That historic moment when the perfect team unifies beyond an opportunity, pregnant with possibility, is the essential scene of any great innovation legend: think Jobs and Wozniak when they created Apple, Gates and Allen with Microsoft, or Page and Brin with Google.
This is why so many books and professors and venture capitalists focus on the composition of the founding team – you want more than one person but fewer than seven, the right mix of personality types (Roger Hamilton offers a useful framework), and a balance of skills (the hacker, hustler, and hipster).
The story differs for internal innovators
But here is the problem. More than 70% of society’s most transformative innovations have come from employees, not entrepreneurs, and forming a team around an innovation idea as an employee is a fundamentally different challenge.
It is different for the simple reason that while entrepreneurs, by definition, find each other and commit to the venture without having other jobs, intrapreneurs must rally support among team members who have other jobs and bosses.
The people intrapreneurs need on their team rarely, if ever, report to the same boss. They sit in sales or legal or operations or HR. Unless you get early support from the top of the pyramid – the CEO – intrapreneurs must pull together their team using a more nuanced, politically complicated approach.
The first step is to find a sponsor – or what Rita McGrath calls a “Sherpa” – who will help you, whether formally or not, navigate internal politics to assemble your dream team.
Finding your Sherpa
I recently spoke to Nicolas Bry (@nicobry), head of the intrapreneurship innovation program at the European mobile telecom giant Orange and author of the just-published book The Intrapreneurs’ Factory, which is perhaps the most fact-packed, succinct guide I have found yet on how to implement an intrapreneurship program. It draws not only on Orange’s experience but also on that of numerous other similar programs like those of Oracle, Air France, Merck, Swisscom, LVMH, and Nissan.

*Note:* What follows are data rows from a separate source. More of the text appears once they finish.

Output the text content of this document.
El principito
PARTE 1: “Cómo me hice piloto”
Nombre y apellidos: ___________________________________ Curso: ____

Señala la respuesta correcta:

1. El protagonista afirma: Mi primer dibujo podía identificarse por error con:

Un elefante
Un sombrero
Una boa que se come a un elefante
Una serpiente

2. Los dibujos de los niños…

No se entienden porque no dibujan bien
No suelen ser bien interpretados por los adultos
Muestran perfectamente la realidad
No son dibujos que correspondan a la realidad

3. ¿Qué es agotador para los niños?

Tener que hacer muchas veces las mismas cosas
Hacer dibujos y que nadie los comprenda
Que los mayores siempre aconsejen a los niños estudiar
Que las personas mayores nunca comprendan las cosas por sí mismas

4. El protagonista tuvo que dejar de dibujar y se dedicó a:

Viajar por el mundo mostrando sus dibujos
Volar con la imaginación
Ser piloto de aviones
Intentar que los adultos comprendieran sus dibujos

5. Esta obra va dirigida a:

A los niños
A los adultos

According to Bry, there are six questions you should ask to assess whether you have found the right “Sherpa” for your innovation idea. Get these right, and you will have a powerful advocate to navigate you through the storms of innovation into the clear waters of success. Miss these and you risk ruining your idea, even if it’s a promising one.
I’ve adapted Bry’s questions for the purposes of this post:
- Does your candidate have a passion for innovation? Would their involvement add credibility to your effort because they are associated with new business creation or transformation?
- Do they have visibility? Do they sit on the company’s executive committee and, if not, do they have a strong internal brand?
- Are they willing to “take the floor” and advocate for innovation in general and your initiative in particular?
- Do they have deep knowledge of your organization and a strong network?
- Are they ready to spend time supporting your effort?
- Will they step in to remove obstacles as they arise?
Conclusion
To make sure your innovation is off to the right start, in order to assemble your team, find your Sherpa (or sponsor). Identify several candidates and put them through this six-point screening. This will tell you if you have the right person at your back.